(C. Fotia) – Il sindaco di Roma Ignazio Marino e il presidente del Coni Giovanni Malagò hanno tracciato una linea di contrasto alla violenza che si infiltra nel mondo del calcio assolutamente condivisibile. Ci auguriamo che tutte le istituzioni sportive e politiche la facciano propria. Marino e Malagò condannano senza se e senza ma l’agguato contro il pullman del Verona, che avrebbe potuto avere conseguenze tragiche. Si tratta di un gesto criminale premeditato e compiuto da pochi delinquenti che devono essere assicurati alla giustizia, su questo non ci piove. Sia che si tratti, come sembra, di due ragazzini che fanno una bravata, sia che si stia di fronte a un atto teppistico premeditato. Ma condannare non basta se non si individuano efficaci linee di condotta in grado di restituire al calcio la dimensione di una passione popolare, pulita, civile.

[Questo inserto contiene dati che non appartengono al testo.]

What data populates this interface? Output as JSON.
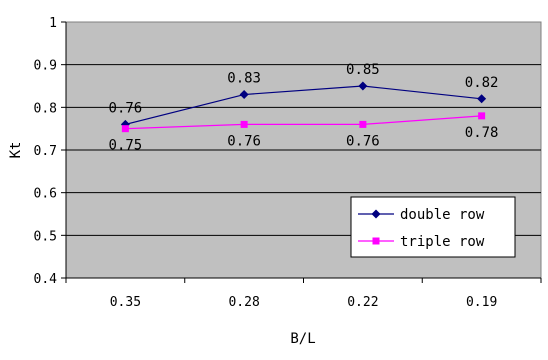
{
  "chart_data": {
    "type": "line",
    "categories": [
      "0.35",
      "0.28",
      "0.22",
      "0.19"
    ],
    "xlabel": "B/L",
    "ylabel": "Kt",
    "ylim": [
      0.4,
      1.0
    ],
    "yticks": [
      "0.4",
      "0.5",
      "0.6",
      "0.7",
      "0.8",
      "0.9",
      "1"
    ],
    "grid": true,
    "legend_position": "bottom-right",
    "plot_background": "#c0c0c0",
    "series": [
      {
        "name": "double row",
        "values": [
          0.76,
          0.83,
          0.85,
          0.82
        ],
        "labels": [
          "0.76",
          "0.83",
          "0.85",
          "0.82"
        ],
        "color": "#000080",
        "marker": "diamond"
      },
      {
        "name": "triple row",
        "values": [
          0.75,
          0.76,
          0.76,
          0.78
        ],
        "labels": [
          "0.75",
          "0.76",
          "0.76",
          "0.78"
        ],
        "color": "#ff00ff",
        "marker": "square"
      }
    ]
  }
}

Marino e Malagò rifiutano giustamente l’identificazione di tutta una tifoseria e di un’intera città con il singolo gesto folle avvenuto dopo la partita e lontano dallo stadio e chiedono che i responsabili siano individuati e puniti ma che, nel contempo, si lavori per restituire al calcio quella dimensione di festa popolare e pacifica che è l’unico vero antidoto alla violenza. Detto questo, la criminalizzazione dei tifosi (o addirittura dei romani, come in un primo tempo sembrava voler fare il sindaco di Verona Flavio Tosi) non solo è ingiusta, ma anche inefficace. L’agguato al pullman è avvenuto lontano dallo stadio ad opera di qualcuno che conosceva il percorso che avrebbe compiuto, quindi non si può ascrivere ad una reazione “emotiva” (per altro del tutto incomprensibile visto che la Roma aveva vinto la partita). Dunque, qui si tratta di individuare chi e perché l’ha fatto. È compito delle forze dell’ordine e della magistratura indagare e darci una risposta. I gruppi che usano lo stadio e il calcio come occasione di predicazione e pratica della violenza vanno estirpati con tutta la forza necessaria, con gli strumenti della legge e del diritto.
Questo attiene alla responsabilità delle forze dell’ordine e degli inquirenti, Tutto il resto, ed è moltissimo, spetta al mondo del calcio e alle istituzioni, all’informazione. Non possiamo ignorare che l’emarginazione sociale provocata dalla crisi economica spinge molti giovani a comportamenti violenti (spesso anzitutto contro se stessi) e gli stadi, essendo tra i luoghi più frequentati dai giovani, sono come una spugna che assorbe i miasmi della disperazione sociale. Non sto invocando una spiegazione sociologica per giustificare comportamenti ingiustificabili. Voglio dire che servono iniziative concrete e diffuse sul territorio, occorre che il calcio, e lo sport in generale, diventino veicoli di quei valori positivi che essi possono trasmettere. L’idea del gioco di squadra e quindi della cooperazione solidale, del rispetto dell’avversario, della lotta contro ogni forma di discriminazione a cominciare da quella razziale.
I pochi deficienti che indirizzano i loro cori beluini contro i giocatori di colore o usano la parola “ebreo” come fosse un’insulto, possono essere sconfitti solo da una reazione corale, da un diffusione negli stadi, nelle scuole, nelle università, nelle periferie degradate, di valori di segno opposto; da una lotta senza quartiere alla corruzione nel mondo del calcio, al doping che falsa i risultati, al prevalere del business e della logica della vittoria a ogni costo, dall’affermarsi della lealtà e del rispetto. Il mondo dello sport è pieno di esempi positivi che possono dar corpo a un’etica dello sport che contrasti razzismo, ignoranza, violenza. Noi saremo in prima linea in questa battaglia, difendendo i diritti dei tifosi per bene che sono la stragrande maggioranza, ma chiamando anche loro a un’assunzione di responsabilità. Intanto, rilanciando l’idea del sindaco Marino di fare del prossimo derby una grande festa dello sport, popolare e non violenta. Roma non è un covo di violenti, dimostriamolo insieme, romanisti e laziali, il prossimo 22 settembre.